Playing the Indian Card

Saturday, May 23, 2020

The Death of Staliln





Apparently the death of Stalin was not entirely as in the film. He lingered for three days, drifting in and out of consciousness. And his daughter, who was present, says that at the last moment, he lifted his fist toward the ceiling, fell back and died.

Somehow, I expected him to show fear.

As Joan Crawford, lay dying, her housekeeper tried to pray in her behalf; and she objected: “Damn it! Don’t you dare ask God to help me.”

Hitler seems to have been unrepentant too. He cursed the German people for having let him down.

There seems something troublingly admirable in this holding out defiant and unrepentant to the end. One thinks of Jacob wrestling with the angel. God gave us free will; should we surrender it so easily?

There is obviously a conflict in our consciences.

Do not go gentle into that good night
Old age should burn and rave at close of day
Rage, rage, at the dying of the light.

And aren’t these ends more admirable, at least, than Judas’s reported end, hanging himself from a tree in his remorse? That seems, by comparison, rather more despicable. It feels like an attempt to get out of making amends. As Saul did. As Peter did.



Judas is, by tradition, the one person we know with certainty to be in Hell.

Catholic teaching is that God sends nobody to Hell. We decide to go ourselves. Is this what we see here? In their defiance, are Stalin or Hitler or Crawford choosing Hell?

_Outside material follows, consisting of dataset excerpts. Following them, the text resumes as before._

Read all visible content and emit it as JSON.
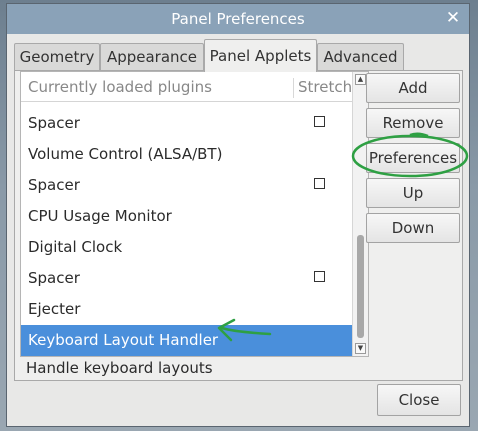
{
  "window": {
    "title": "Panel Preferences",
    "close_glyph": "✕"
  },
  "tabs": [
    {
      "label": "Geometry",
      "active": false
    },
    {
      "label": "Appearance",
      "active": false
    },
    {
      "label": "Panel Applets",
      "active": true
    },
    {
      "label": "Advanced",
      "active": false
    }
  ],
  "plugin_list": {
    "column_plugins": "Currently loaded plugins",
    "column_stretch": "Stretch",
    "rows": [
      {
        "label": "Spacer",
        "stretch_checkbox": true,
        "stretch_checked": false,
        "selected": false
      },
      {
        "label": "Volume Control (ALSA/BT)",
        "stretch_checkbox": false,
        "selected": false
      },
      {
        "label": "Spacer",
        "stretch_checkbox": true,
        "stretch_checked": false,
        "selected": false
      },
      {
        "label": "CPU Usage Monitor",
        "stretch_checkbox": false,
        "selected": false
      },
      {
        "label": "Digital Clock",
        "stretch_checkbox": false,
        "selected": false
      },
      {
        "label": "Spacer",
        "stretch_checkbox": true,
        "stretch_checked": false,
        "selected": false
      },
      {
        "label": "Ejecter",
        "stretch_checkbox": false,
        "selected": false
      },
      {
        "label": "Keyboard Layout Handler",
        "stretch_checkbox": false,
        "selected": true
      }
    ],
    "description": "Handle keyboard layouts"
  },
  "side_buttons": {
    "add": "Add",
    "remove": "Remove",
    "preferences": "Preferences",
    "up": "Up",
    "down": "Down"
  },
  "footer": {
    "close": "Close"
  },
  "colors": {
    "selection": "#4a8fdb",
    "annotation_green": "#2ea043",
    "titlebar": "#8aa2b8"
  }
}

Milton has Satan justify his rebellion against God with the famous phrase, “Better to reign in Hell than serve in Heaven.”

This sounds plausibly like the rationale here: a proud refusal to submit your own will to another.

Beyond this place of wrath and tears
Looms but the Horror of the shade,
And yet the menace of the years
Finds and shall find me unafraid.

It matters not how strait the gate,
How charged with punishments the scroll,
I am the master of my fate,
I am the captain of my soul.

And yet, again, many or most of us find the sentiment in that famous poem admirable.

Stalin or Crawford or Hitler are, in the end, taking full responsibility for their actions, and in doing so, are also implicitly accepting punishment for their actions.

Perhaps they merit an incalculably long period in purgatory, rather than Hell. Or perhaps at least the lower circles of Hell are reserved for those who, like Judas, do their evil in secret and sly ways, pretend to piety, do harm while feigning affection, and then deny they did it.